While these vessels are in front of the Peruvian sea, the fishermen of that country “practically coexist with this Chinese fleet, they work together with them, they get together”, says Pascual Aguilera and “there are hundreds of artisanal fishermen who have seen them fishing within its maritime domain, ”adds Miranda. According to the president of Calamasur, it is estimated that there are 50,000 tons of squid that foreign vessels are illegally sinning within the maritime territory of Peru. “If those 50,000 tons were to enter Peruvian plants, it means 85 million dollars a year and thousands of jobs,” he adds.
To put a stop to this problem – and considering that the South Atlantic countries also face this fleet – Calamasur and the Organization for the Protection of the Resources of the Southwest Atlantic (OPRA), its counterpart in the Atlantic, signed a cooperation agreement to “try to influence the high seas fishing of giant squid”, explains Guillermo Morán, Calamasur representative in Ecuador.
Regional Fisheries Management Organizations (RFMOs) are intergovernmental fisheries organizations with the authority to establish conservation and management measures for high seas fisheries. The South Pacific RFMO —which began operating in 2013 and is made up of 15 countries in Asia, Europe, America and Oceania— has concentrated its management efforts on horse mackerel, however, it is she who must also manage the giant squid in high sea.
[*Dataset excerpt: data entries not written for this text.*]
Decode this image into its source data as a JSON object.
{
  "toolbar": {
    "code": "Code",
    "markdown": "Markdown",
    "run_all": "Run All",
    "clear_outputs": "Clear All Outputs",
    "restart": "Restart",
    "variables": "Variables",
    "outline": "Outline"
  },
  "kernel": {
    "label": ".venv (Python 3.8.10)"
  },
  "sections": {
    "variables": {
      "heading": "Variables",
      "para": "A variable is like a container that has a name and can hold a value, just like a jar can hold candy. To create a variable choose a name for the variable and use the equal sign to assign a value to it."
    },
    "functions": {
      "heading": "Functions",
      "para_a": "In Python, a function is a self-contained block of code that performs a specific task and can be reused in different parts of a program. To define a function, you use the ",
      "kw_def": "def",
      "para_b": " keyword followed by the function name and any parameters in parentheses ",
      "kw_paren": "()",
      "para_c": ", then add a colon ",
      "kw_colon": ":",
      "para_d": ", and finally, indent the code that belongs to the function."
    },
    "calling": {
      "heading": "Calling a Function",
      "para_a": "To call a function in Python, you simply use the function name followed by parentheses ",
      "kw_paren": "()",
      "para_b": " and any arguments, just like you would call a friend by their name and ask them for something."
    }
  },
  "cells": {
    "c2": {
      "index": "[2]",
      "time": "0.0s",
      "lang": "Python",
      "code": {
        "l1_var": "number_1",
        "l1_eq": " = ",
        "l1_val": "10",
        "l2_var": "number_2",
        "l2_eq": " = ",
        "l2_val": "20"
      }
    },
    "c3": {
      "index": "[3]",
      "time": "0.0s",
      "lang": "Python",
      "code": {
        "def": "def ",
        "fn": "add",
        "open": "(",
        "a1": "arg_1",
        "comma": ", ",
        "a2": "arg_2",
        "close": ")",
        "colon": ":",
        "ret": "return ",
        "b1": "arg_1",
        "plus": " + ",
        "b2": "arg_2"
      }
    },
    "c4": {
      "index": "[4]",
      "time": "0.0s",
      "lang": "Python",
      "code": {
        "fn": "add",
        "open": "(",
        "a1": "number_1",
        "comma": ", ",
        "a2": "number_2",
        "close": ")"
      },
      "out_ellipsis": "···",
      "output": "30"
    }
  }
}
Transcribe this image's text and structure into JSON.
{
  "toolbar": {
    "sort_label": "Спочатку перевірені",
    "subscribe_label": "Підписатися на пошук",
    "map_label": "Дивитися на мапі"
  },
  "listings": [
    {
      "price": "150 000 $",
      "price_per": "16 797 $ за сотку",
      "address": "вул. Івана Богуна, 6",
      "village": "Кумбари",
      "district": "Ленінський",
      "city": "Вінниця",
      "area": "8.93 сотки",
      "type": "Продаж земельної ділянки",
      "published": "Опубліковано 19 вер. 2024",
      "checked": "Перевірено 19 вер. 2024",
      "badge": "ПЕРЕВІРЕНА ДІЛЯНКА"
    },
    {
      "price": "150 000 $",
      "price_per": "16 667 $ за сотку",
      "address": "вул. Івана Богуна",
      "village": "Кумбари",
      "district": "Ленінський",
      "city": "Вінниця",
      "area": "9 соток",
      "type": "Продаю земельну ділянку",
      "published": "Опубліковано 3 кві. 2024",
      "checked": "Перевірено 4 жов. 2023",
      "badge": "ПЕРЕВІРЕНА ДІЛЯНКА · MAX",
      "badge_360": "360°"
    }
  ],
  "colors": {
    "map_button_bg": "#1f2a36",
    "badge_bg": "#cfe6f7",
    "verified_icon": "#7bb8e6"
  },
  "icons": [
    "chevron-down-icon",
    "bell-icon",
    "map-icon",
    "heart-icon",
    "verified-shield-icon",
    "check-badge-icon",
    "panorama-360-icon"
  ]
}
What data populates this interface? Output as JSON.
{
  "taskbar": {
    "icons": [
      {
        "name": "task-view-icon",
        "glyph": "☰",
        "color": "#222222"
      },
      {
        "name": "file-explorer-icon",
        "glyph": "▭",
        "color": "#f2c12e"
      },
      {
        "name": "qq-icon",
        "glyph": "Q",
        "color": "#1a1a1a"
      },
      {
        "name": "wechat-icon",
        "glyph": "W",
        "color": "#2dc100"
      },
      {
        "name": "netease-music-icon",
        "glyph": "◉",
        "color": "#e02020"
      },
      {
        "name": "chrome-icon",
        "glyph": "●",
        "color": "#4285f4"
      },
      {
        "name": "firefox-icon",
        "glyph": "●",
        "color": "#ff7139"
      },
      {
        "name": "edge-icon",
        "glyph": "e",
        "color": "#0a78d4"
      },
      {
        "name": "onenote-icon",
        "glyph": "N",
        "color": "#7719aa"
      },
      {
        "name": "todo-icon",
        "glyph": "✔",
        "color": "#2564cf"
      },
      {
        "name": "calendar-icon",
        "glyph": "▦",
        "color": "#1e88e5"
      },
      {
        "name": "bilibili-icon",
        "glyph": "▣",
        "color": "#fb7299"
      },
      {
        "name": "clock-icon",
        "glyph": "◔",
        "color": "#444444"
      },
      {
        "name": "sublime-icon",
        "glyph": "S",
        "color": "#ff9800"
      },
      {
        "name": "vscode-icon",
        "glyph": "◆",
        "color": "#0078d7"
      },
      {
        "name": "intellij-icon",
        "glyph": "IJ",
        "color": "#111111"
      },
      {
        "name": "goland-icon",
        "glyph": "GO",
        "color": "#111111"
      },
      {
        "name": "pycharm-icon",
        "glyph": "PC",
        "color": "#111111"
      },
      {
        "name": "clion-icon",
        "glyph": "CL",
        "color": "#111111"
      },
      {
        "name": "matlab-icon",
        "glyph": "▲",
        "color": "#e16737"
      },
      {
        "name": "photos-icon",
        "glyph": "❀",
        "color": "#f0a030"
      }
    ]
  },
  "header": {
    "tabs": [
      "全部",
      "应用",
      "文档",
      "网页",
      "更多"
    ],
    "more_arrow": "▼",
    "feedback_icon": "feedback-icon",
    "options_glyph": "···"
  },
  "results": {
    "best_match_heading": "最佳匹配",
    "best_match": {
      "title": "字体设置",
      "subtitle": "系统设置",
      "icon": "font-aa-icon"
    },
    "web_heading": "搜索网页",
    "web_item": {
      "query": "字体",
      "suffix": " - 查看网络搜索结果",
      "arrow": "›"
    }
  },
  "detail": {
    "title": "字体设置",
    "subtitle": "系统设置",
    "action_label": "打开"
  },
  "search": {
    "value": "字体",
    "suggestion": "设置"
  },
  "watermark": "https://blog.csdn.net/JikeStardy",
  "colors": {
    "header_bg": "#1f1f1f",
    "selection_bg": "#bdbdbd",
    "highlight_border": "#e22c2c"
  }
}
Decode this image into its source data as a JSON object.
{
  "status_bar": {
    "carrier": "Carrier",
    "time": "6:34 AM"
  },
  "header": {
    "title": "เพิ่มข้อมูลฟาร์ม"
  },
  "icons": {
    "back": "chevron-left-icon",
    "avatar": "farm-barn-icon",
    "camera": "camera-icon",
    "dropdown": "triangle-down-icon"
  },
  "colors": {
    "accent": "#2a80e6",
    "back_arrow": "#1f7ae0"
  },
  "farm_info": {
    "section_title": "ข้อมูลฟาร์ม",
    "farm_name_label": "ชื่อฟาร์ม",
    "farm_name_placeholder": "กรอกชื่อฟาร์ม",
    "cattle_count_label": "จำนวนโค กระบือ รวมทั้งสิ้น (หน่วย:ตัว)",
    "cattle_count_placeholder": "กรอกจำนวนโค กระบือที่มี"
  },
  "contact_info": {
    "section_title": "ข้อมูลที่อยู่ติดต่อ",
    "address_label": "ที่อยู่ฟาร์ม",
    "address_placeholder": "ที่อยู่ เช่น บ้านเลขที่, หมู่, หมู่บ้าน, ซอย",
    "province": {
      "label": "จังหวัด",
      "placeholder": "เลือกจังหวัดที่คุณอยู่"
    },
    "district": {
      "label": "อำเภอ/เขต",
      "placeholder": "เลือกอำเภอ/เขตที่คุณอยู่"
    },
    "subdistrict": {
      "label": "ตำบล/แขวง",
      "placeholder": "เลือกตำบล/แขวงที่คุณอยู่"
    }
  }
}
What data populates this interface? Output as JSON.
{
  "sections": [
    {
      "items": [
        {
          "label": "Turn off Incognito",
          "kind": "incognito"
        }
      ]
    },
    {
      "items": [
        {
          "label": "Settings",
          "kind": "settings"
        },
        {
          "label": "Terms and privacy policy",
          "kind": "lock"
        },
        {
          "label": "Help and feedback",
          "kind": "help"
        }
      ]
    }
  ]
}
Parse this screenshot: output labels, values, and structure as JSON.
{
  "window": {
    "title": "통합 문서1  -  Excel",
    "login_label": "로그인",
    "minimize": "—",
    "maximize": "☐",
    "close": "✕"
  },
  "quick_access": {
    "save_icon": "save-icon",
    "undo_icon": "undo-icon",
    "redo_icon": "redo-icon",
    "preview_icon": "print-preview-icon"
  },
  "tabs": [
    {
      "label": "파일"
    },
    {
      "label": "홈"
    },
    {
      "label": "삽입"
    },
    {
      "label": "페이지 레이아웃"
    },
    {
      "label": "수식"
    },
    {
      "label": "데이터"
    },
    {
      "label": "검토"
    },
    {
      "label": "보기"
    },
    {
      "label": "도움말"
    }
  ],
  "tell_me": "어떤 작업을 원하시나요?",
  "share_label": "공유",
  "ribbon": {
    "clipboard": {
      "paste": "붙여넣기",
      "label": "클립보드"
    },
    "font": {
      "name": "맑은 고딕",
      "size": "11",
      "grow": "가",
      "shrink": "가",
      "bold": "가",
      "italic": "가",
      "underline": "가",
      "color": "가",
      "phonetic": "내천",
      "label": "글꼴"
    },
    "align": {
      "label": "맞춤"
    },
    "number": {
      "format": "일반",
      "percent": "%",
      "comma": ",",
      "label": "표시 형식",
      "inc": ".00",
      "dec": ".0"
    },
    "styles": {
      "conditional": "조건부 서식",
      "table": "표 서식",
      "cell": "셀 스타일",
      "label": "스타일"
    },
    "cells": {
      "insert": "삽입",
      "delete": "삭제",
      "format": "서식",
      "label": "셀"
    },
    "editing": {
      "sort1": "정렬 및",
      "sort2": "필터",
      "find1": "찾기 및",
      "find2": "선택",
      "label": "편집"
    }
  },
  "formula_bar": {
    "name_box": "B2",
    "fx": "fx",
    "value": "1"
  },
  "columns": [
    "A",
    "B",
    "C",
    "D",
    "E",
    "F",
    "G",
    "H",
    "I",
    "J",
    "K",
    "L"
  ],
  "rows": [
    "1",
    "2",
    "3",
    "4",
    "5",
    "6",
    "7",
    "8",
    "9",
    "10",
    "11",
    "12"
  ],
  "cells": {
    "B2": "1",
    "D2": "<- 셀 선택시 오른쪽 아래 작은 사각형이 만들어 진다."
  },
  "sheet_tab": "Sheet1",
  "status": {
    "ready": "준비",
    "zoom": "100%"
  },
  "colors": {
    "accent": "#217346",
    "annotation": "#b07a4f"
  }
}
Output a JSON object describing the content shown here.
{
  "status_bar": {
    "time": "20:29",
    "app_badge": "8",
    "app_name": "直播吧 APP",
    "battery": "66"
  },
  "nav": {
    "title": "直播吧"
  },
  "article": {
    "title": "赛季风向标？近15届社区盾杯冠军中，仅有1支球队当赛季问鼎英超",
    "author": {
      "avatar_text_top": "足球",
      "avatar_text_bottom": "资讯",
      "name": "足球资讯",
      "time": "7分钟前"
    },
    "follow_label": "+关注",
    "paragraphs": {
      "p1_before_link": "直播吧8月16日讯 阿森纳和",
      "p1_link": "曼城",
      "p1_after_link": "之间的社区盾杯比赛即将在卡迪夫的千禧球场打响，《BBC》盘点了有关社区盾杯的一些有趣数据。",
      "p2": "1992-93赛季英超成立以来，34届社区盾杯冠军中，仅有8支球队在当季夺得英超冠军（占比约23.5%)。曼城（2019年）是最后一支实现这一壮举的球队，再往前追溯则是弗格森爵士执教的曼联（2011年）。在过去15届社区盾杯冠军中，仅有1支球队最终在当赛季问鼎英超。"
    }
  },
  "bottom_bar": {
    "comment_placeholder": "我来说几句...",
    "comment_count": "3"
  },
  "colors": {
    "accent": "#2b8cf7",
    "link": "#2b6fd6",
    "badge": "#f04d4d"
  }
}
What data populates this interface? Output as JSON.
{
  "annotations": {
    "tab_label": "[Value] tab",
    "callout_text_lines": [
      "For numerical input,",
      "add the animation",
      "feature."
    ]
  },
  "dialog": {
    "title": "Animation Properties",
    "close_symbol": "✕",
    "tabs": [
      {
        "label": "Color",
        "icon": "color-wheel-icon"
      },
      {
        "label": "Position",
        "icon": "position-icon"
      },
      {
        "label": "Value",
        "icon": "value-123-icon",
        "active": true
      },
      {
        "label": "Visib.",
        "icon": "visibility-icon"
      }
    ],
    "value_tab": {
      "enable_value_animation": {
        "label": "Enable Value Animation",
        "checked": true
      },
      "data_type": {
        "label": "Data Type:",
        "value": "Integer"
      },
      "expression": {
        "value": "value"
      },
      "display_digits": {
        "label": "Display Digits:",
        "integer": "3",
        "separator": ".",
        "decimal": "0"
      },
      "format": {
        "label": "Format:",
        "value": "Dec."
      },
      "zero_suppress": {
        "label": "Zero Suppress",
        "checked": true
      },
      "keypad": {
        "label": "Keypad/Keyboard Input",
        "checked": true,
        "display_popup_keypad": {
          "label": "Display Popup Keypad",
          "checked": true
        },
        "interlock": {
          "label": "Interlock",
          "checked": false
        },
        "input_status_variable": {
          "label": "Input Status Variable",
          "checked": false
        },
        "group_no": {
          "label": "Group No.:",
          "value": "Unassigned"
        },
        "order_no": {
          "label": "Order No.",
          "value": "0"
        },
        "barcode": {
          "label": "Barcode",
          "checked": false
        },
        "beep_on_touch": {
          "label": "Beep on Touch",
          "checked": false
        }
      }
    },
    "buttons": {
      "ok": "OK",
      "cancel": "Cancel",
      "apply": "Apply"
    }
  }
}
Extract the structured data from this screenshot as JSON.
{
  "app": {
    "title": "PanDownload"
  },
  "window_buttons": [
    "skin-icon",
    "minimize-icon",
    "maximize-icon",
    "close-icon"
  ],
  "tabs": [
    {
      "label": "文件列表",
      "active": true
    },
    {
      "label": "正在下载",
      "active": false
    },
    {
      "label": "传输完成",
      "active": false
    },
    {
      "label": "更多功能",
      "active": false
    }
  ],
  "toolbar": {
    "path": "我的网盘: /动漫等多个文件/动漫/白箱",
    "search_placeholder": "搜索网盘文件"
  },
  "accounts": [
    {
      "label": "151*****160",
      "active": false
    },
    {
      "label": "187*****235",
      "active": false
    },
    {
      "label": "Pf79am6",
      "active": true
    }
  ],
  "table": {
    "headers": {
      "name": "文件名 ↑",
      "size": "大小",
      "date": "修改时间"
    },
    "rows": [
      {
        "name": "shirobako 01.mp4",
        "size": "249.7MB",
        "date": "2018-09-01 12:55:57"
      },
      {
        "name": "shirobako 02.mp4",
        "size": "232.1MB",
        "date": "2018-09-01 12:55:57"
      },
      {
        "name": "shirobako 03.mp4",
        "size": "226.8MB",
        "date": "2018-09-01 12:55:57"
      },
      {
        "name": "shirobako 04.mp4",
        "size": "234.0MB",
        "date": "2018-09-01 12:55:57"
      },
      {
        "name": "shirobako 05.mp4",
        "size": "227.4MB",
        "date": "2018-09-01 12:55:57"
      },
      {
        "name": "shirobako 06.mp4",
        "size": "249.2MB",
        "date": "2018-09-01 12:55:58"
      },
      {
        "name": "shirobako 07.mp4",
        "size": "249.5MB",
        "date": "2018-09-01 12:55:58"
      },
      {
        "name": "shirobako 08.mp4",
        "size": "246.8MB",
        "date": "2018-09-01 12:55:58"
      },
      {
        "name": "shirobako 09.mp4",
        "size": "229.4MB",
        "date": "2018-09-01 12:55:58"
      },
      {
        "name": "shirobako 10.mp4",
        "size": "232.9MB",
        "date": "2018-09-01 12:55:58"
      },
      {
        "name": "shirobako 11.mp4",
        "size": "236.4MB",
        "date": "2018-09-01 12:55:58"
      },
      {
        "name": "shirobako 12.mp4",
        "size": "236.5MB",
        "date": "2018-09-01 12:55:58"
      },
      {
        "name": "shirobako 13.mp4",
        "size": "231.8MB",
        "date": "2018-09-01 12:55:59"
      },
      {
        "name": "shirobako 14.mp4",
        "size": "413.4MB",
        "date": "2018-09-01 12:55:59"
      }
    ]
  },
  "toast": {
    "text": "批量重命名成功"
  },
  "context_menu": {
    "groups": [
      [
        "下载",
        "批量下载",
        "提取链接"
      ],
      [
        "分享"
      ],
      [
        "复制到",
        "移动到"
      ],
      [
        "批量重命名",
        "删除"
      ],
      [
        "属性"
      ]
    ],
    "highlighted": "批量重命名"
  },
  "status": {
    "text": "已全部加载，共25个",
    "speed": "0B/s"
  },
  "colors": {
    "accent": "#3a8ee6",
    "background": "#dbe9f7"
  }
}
The Calamasur and OPRA alliance will seek to demand that the South Pacific RFMO establish control and oversight measures for the fleets that catch giant squid in international waters. In this way, they hope to be able to conserve a resource that they currently consider to be being depredated practically without control
What are the measures?
“The main proposal we have for the high seas is the closure of access for squid,” says Miranda. In other words, they will ask the RFMO not to allow the number of vessels that fish for squid in international waters to increase. “We understand that the Chinese fleet has been growing rapidly. We no longer know if there are 500 vessels or more that are fishing on the high seas ”, adds the director of Calamasur.
A second proposal is that foreign vessels have strict satellite control to ensure that they are not fishing illegally in the maritime territory of the countries. Although foreign vessels have a satellite system, “we have realized, thanks to Global Fishing Watch, that they manipulate it,” says Miranda.
For this reason, the president of Calamasur points out that at least Peru – which according to what he states “is the only country in the region that is giving port to these vessels” – should demand a satellite system compatible with the one that the Peruvian authority has so that ships can be permanently monitored. “If they want to use a Peruvian port, Peru can and has the right to demand certain conditions according to the international law of the sea,” says Miranda.
Although Calamasur’s opinion is taken into account when fulfilling an observer role in the RFMO, he does not have the possibility of making formal proposals. That is why its strategy focuses on generating information for governments to intervene and have a greater participation in decision-making. “We want our voice to be transmitted through the States as a formal request,” says Pascual Aguilera, adding that “we need a regional commitment where all coastal countries speak a single language that aims precisely to control this fleet.”
In this sense, “President Moreno’s call for the international community, especially the regional one, to speak out [on what is happening in front of the Galapagos] is one of the things that seems urgent to us,” Miranda points out.
For now, the South Pacific RFMO has unanimously approved the first one related to the giant squid. As of January 1, 2021, observers will begin to be placed on board the vessels to keep a detailed record of activities at sea. Guillermo Morán specifies that it will start with a minimum percentage of boats that will gradually increase so that, finally, all boats can have a scientific observer on board. “The objective is to ensure that the fleets that capture this resource enter into a strict, reliable and transparent order,” Morán says.